The Refugee Legal Centre faxed me a map showing the location of firms which, I understand, have applied for franchises. There are only two in the immediate neighbourhood of Cambridge. I should like the Minister to explain whether it is the intention that franchised firms, or the Refugee Legal Centre, will send representatives to Oakington, or whether, as another alternative which has been considered by the RLS--although it has not put forward any firm proposals--there will be a permanent RLS office located on the site of Oakington. That seems to me to be the better alternative, because the throughput will be extremely large. There will be a maximum of 400 residents in Oakington at any one time. The Minister has said that, on average, they will be there no longer than seven days. Therefore the rate of processing applications will be extremely intensive and will require a scale of resources which will certainly not be available to the franchised firms in the neighbourhood, even if it were possible for their few representatives to spend all their time on the site.

The press release says that applicants will remain at Oakington for,

    "short periods of about seven days while their claims are being considered".

We all know that the Home Office's perception of time is highly elastic. The second amendment to the schedule gives the Secretary of State power to make an applicant stay in Oakington for up to 10 days, giving a leeway of three days. That is meant to be for discussion purposes only. If the Minister says that under extreme circumstances it might be necessary for a person to be kept there for a couple of weeks then, of course, we could consider the argument. However, I suggest that it is quite unacceptable for there to be a totally open-ended power requiring an applicant to stay in one of those places indefinitely, particularly when one considers how the Home Office uses its existing powers of detention to keep people in prisons and detention centres for months, and in some cases for over a year.

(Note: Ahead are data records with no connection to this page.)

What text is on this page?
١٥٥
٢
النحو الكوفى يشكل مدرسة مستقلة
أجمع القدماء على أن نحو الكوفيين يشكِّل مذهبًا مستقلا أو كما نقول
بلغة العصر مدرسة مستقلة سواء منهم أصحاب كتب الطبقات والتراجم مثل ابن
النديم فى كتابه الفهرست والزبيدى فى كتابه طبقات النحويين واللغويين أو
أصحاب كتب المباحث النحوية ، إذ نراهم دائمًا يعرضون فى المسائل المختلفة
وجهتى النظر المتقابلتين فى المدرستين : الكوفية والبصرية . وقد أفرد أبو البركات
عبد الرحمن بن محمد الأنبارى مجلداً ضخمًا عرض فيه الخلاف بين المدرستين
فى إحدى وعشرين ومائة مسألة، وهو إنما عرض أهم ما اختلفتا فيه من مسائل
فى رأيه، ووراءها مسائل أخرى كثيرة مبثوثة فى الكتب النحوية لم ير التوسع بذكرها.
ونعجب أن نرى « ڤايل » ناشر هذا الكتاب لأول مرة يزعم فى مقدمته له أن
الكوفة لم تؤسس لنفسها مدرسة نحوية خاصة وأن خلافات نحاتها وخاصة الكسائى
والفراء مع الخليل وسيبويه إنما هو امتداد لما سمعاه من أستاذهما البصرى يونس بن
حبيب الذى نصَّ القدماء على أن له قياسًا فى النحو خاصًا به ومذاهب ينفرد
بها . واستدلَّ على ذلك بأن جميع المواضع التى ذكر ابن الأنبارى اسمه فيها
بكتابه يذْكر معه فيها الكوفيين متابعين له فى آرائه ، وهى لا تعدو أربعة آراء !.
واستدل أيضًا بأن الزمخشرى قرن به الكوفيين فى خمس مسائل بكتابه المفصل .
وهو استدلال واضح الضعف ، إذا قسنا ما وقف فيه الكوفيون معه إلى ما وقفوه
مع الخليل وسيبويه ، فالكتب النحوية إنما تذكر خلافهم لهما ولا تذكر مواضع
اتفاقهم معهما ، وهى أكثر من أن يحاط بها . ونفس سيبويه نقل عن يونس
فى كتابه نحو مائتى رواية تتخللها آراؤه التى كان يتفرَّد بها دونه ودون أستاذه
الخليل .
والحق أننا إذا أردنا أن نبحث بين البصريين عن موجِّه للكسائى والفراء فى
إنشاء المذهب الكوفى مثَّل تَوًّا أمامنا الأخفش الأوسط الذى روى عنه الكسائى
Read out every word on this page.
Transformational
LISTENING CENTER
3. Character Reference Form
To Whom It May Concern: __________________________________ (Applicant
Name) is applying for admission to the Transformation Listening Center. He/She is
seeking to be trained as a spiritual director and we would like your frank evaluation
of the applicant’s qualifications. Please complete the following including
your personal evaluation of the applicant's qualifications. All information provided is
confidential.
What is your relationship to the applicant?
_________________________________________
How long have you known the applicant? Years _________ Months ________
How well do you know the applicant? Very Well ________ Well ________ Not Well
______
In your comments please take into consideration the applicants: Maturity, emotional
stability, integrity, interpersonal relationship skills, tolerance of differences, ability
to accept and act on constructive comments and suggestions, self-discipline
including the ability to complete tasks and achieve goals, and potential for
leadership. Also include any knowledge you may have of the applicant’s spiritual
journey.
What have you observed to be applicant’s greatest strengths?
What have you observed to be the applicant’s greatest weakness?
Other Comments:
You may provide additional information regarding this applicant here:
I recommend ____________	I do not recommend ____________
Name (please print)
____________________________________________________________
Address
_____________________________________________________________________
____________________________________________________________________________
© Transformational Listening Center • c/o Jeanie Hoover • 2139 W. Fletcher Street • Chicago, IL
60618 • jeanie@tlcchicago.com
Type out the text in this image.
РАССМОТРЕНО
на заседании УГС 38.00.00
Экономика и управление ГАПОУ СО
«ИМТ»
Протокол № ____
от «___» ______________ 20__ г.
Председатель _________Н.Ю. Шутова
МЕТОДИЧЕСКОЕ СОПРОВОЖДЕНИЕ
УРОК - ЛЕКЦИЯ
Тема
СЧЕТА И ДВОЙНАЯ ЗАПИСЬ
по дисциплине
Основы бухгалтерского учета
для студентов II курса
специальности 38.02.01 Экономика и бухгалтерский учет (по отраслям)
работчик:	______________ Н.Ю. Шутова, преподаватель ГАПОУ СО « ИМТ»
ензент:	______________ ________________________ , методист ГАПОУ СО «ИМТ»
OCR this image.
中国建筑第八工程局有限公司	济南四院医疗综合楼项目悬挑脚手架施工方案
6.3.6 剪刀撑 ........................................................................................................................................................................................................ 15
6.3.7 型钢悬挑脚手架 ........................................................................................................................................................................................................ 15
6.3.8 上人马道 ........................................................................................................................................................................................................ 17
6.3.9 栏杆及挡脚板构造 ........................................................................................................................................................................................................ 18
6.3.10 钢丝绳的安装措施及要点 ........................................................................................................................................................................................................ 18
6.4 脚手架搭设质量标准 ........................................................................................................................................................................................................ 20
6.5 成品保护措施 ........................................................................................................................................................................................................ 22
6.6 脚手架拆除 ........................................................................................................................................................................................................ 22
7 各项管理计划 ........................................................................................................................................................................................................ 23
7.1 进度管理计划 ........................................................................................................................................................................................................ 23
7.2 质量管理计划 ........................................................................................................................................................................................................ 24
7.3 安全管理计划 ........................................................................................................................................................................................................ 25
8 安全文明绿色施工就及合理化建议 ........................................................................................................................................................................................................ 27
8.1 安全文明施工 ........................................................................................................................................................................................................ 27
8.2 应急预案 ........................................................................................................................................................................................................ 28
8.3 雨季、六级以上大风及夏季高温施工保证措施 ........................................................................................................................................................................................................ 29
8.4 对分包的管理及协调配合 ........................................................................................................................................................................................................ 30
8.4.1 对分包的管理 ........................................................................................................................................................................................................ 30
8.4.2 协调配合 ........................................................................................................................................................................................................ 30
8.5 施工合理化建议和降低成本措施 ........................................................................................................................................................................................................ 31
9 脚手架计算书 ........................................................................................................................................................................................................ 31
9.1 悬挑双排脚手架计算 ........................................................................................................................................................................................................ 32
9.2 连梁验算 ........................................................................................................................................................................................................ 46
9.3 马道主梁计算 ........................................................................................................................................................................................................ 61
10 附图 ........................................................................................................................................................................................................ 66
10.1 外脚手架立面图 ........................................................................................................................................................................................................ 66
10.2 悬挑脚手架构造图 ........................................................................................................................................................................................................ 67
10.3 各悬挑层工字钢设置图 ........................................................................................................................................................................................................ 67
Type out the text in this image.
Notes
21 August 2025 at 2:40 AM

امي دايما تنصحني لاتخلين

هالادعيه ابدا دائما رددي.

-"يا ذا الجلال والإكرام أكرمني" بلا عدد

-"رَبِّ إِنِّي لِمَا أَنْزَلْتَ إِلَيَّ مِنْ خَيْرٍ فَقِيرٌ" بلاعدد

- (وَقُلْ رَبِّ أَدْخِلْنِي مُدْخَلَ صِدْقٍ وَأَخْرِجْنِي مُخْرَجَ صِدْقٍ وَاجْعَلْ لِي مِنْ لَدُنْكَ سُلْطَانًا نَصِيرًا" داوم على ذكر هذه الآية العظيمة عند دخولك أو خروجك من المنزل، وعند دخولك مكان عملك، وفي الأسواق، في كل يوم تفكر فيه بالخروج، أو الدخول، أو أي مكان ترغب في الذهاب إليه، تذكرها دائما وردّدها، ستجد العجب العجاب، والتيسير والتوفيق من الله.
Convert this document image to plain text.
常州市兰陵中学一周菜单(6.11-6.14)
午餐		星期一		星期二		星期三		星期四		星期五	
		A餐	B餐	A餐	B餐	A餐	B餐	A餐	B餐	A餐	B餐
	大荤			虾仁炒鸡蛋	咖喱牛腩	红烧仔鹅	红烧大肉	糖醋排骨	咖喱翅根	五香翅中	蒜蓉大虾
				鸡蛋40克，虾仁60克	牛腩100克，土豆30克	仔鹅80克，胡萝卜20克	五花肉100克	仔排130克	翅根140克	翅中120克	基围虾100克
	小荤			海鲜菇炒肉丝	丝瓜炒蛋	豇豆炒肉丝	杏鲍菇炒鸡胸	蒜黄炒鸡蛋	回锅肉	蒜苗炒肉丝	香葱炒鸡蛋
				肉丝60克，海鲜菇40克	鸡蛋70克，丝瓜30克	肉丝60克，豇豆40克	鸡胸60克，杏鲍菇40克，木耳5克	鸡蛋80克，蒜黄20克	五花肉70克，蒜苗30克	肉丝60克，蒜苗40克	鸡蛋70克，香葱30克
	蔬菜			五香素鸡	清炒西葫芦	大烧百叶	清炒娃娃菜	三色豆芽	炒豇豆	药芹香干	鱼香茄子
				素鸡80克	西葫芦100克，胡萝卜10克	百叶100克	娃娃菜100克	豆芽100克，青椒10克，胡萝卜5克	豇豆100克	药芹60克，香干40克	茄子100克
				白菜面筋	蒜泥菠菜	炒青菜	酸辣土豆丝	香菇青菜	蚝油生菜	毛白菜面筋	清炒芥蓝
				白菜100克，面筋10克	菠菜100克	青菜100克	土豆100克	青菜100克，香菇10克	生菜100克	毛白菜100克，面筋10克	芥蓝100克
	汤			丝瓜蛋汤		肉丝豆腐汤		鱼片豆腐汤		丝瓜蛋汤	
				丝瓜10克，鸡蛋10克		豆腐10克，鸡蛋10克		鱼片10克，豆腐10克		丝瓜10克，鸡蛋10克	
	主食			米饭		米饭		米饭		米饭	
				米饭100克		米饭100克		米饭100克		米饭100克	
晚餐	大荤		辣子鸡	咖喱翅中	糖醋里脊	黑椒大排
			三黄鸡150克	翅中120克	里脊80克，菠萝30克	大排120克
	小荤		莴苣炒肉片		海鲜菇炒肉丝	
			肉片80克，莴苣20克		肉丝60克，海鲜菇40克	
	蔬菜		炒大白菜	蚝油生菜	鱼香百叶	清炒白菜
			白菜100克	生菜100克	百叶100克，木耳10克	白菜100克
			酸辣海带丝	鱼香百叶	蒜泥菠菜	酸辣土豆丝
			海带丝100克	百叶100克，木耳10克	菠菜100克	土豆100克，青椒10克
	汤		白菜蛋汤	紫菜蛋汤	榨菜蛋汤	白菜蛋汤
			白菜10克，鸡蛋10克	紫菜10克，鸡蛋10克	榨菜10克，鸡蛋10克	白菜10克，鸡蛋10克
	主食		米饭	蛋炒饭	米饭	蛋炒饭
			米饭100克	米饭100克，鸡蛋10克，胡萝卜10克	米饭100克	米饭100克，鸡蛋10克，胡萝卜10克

Finally--and I believe that my noble friend will amplify what I have to say on this point--Amendments Nos. 82 and 83 are intended to give effect to the very strong recommendations in the 27th Report of the Select Committee on Delegated Powers and Deregulation. The recommendations include that conditions such as are mentioned in Schedule 13 should be imposed only for prescribed purposes and only where they are reasonably necessary and for the single purpose which has been stated so far in order to avoid public order disturbances. I beg to move.